2010
Ce document est lié à :
Études françaises ; vol. 46 no. 3 (2010)
Tous droits réservés © Les Presses de l’Université de Montréal, 2010
Mireille Séguy, « La tentation du pastiche dans L’Estoire del saint Graal : retraire, refaire, défaire la Bible », Études françaises, ID : 10.7202/045118ar
Après avoir évalué les conditions de possibilité d’un pastiche de la Bible, l’article analyse les modalités et les enjeux de deux pastiches bibliques qui peuvent se lire dans L’Estoire del saint Graal. Dans un roman qui oeuvre constamment à brouiller les limites entre écriture profane et Écriture sainte — notamment grâce aux procédés de la reprise et de la suture textuelles —, le pastiche apparaît comme le moyen idéal, pour la fiction romanesque, de s’immiscer dans le texte évangélique tout en l’assimilant à sa propre trame. À la faveur de ce processus, l’Estoire, qui se donne comme un cinquième Évangile écrit par le Christ lui-même, peut prétendre renouveler la Parole divine dans ses modes de signification comme dans son énoncé. Les pastiches bibliques de l’Estoire apparaissent dès lors comme l’occasion idéale pour la fiction littéraire d’accroître son domaine d’influence, tout en maintenant — comme l’implique toute pratique mimétique — un écart avec le modèle scripturaire qu’elle se donne.

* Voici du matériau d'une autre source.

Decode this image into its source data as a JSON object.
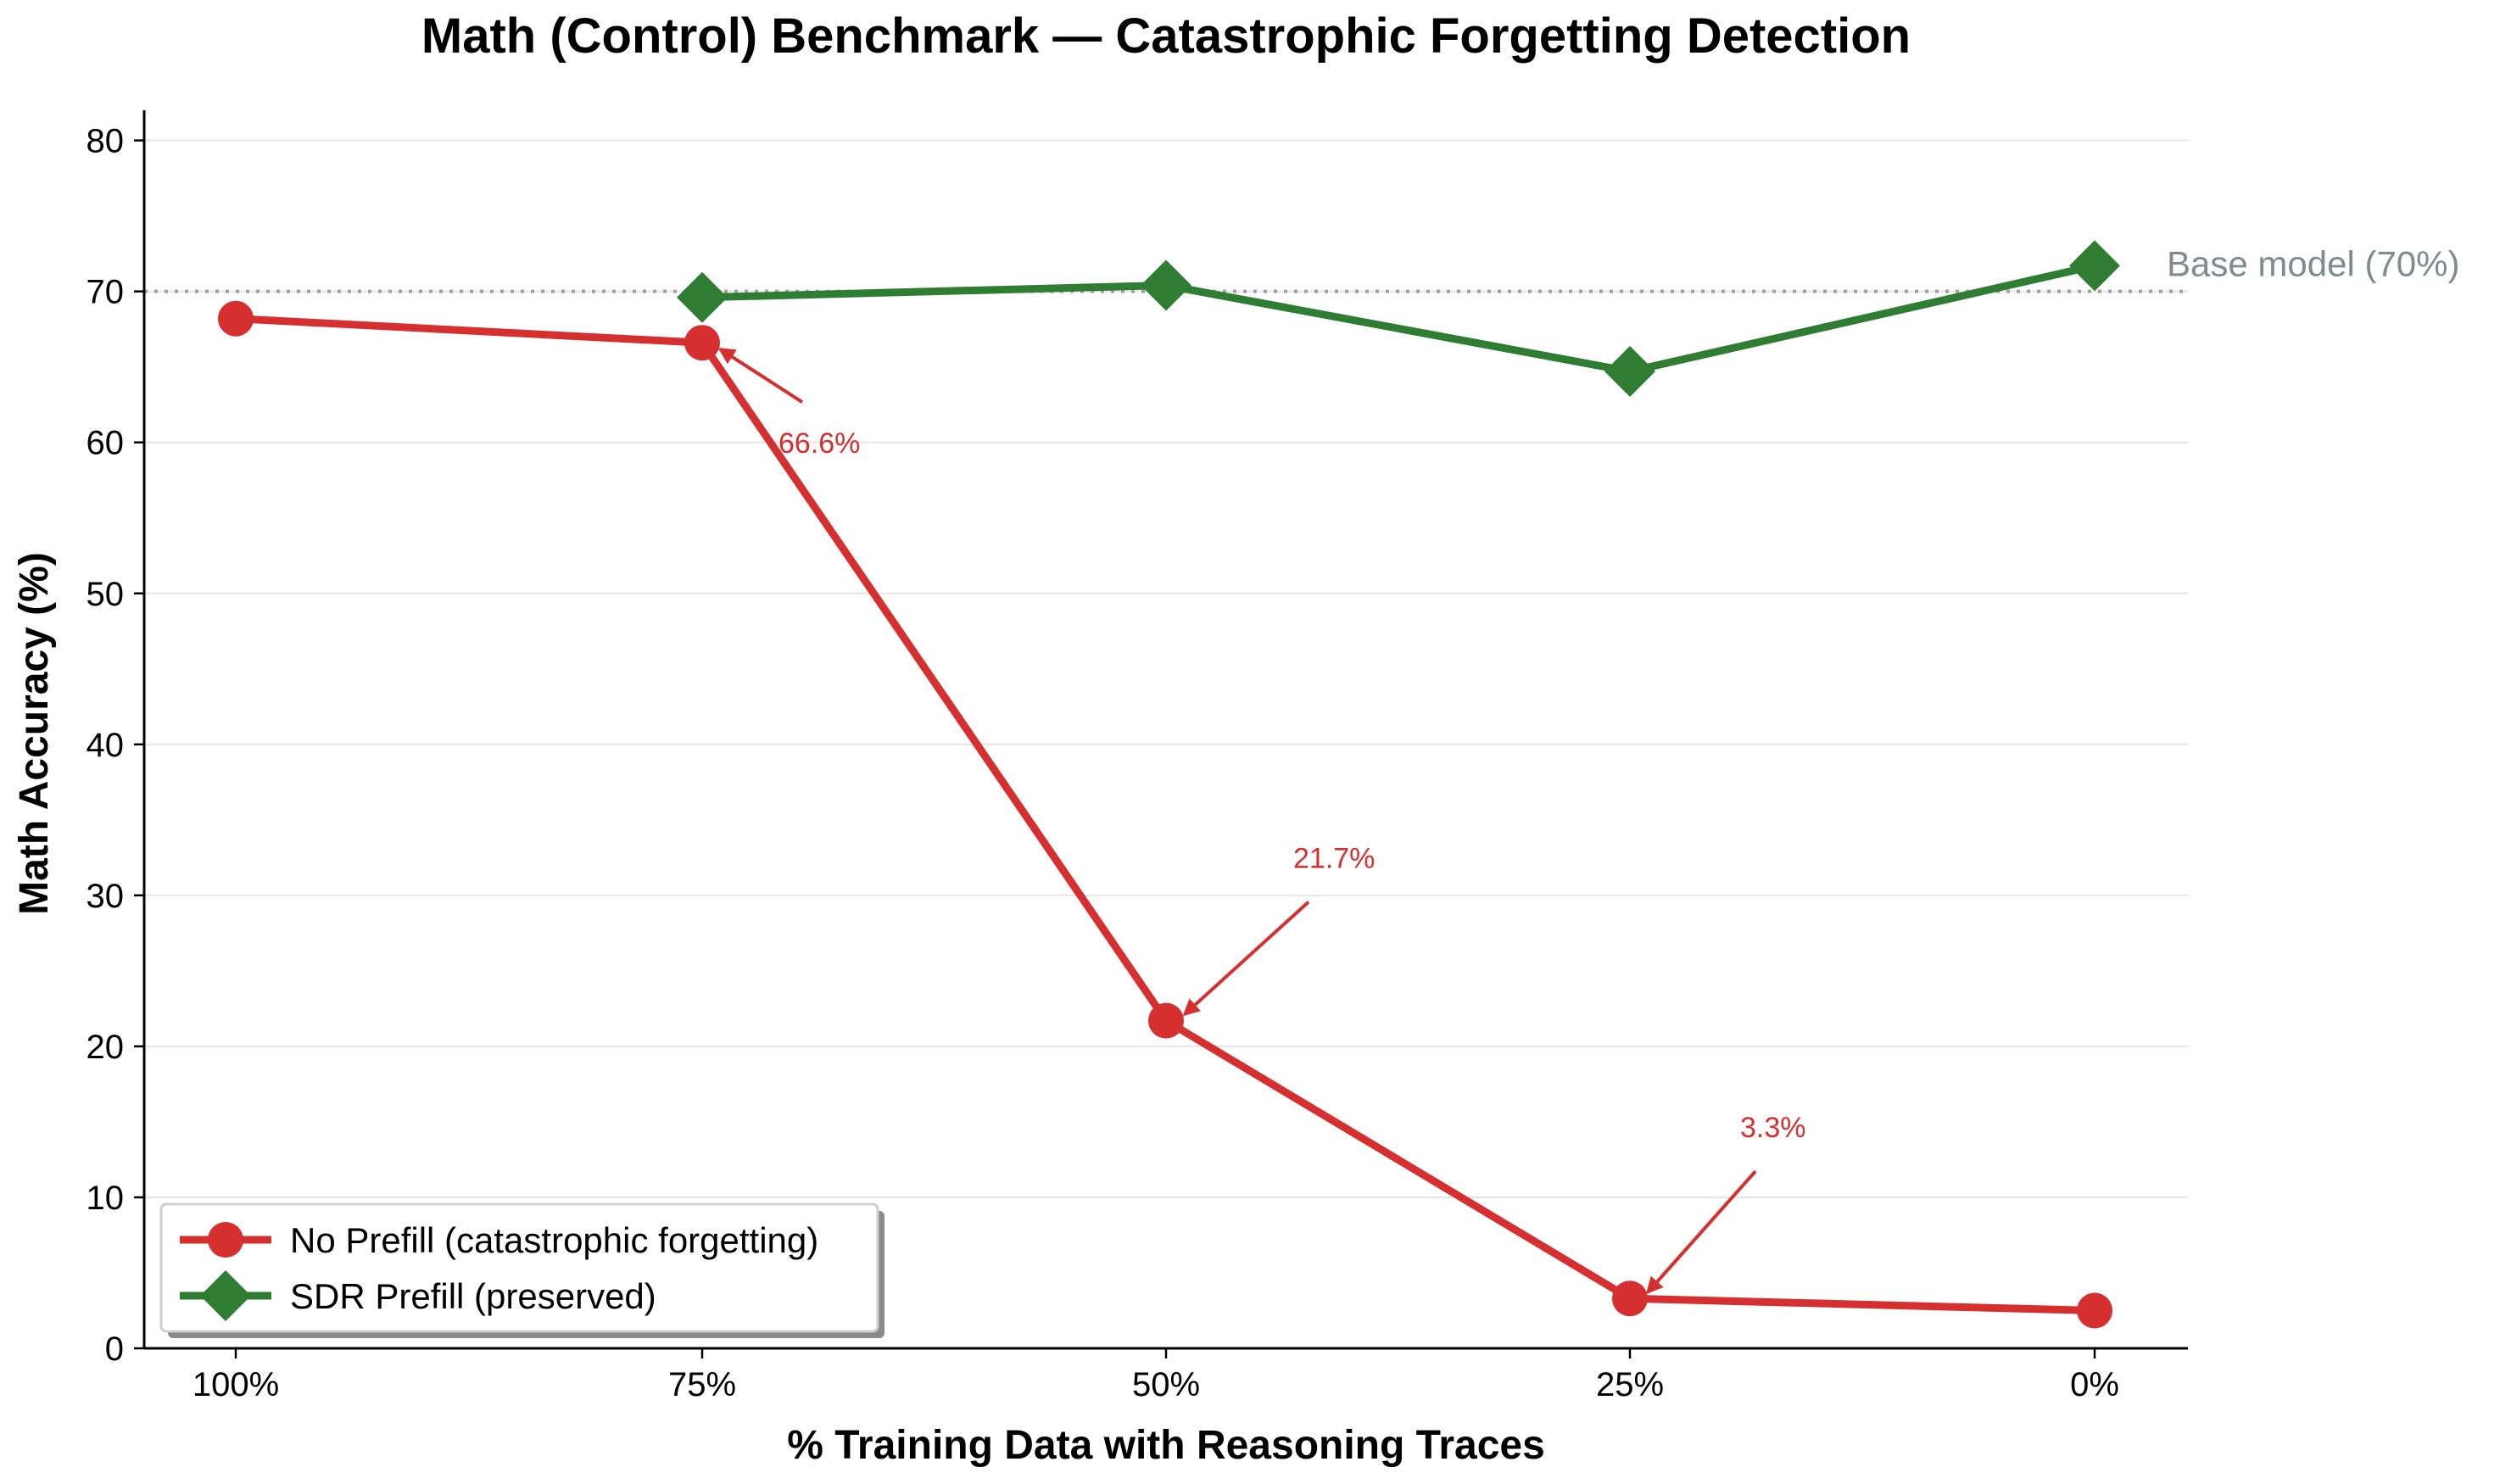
{
  "chart_data": {
    "type": "line",
    "title": "Math (Control) Benchmark — Catastrophic Forgetting Detection",
    "xlabel": "% Training Data with Reasoning Traces",
    "ylabel": "Math Accuracy (%)",
    "categories": [
      "100%",
      "75%",
      "50%",
      "25%",
      "0%"
    ],
    "ylim": [
      0,
      82
    ],
    "yticks": [
      0,
      10,
      20,
      30,
      40,
      50,
      60,
      70,
      80
    ],
    "grid": "horizontal",
    "legend_position": "lower-left",
    "series": [
      {
        "name": "No Prefill (catastrophic forgetting)",
        "color": "#d62f2f",
        "marker": "circle",
        "values": [
          68.2,
          66.6,
          21.7,
          3.3,
          2.5
        ]
      },
      {
        "name": "SDR Prefill (preserved)",
        "color": "#2e7d32",
        "marker": "diamond",
        "values": [
          null,
          69.6,
          70.4,
          64.7,
          71.7
        ]
      }
    ],
    "reference_line": {
      "value": 70,
      "label": "Base model (70%)",
      "color": "#a0a0a0",
      "label_color": "#7f8c8d"
    },
    "annotations": [
      {
        "text": "66.6%",
        "category_index": 1,
        "value": 66.6
      },
      {
        "text": "21.7%",
        "category_index": 2,
        "value": 21.7
      },
      {
        "text": "3.3%",
        "category_index": 3,
        "value": 3.3
      }
    ]
  }
}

Grâce à cet écart, qui fonctionne comme un espace de jeu aux deux sens du terme, l’écriture romanesque tend moins à s’identifier à la Bible qu’elle ne s’arroge le droit de se surajouter à elle, de l’interpoler et de la mimer, bref de l’ouvrir au grand brassage intertextuel qui caractérise la pratique littéraire médiévale.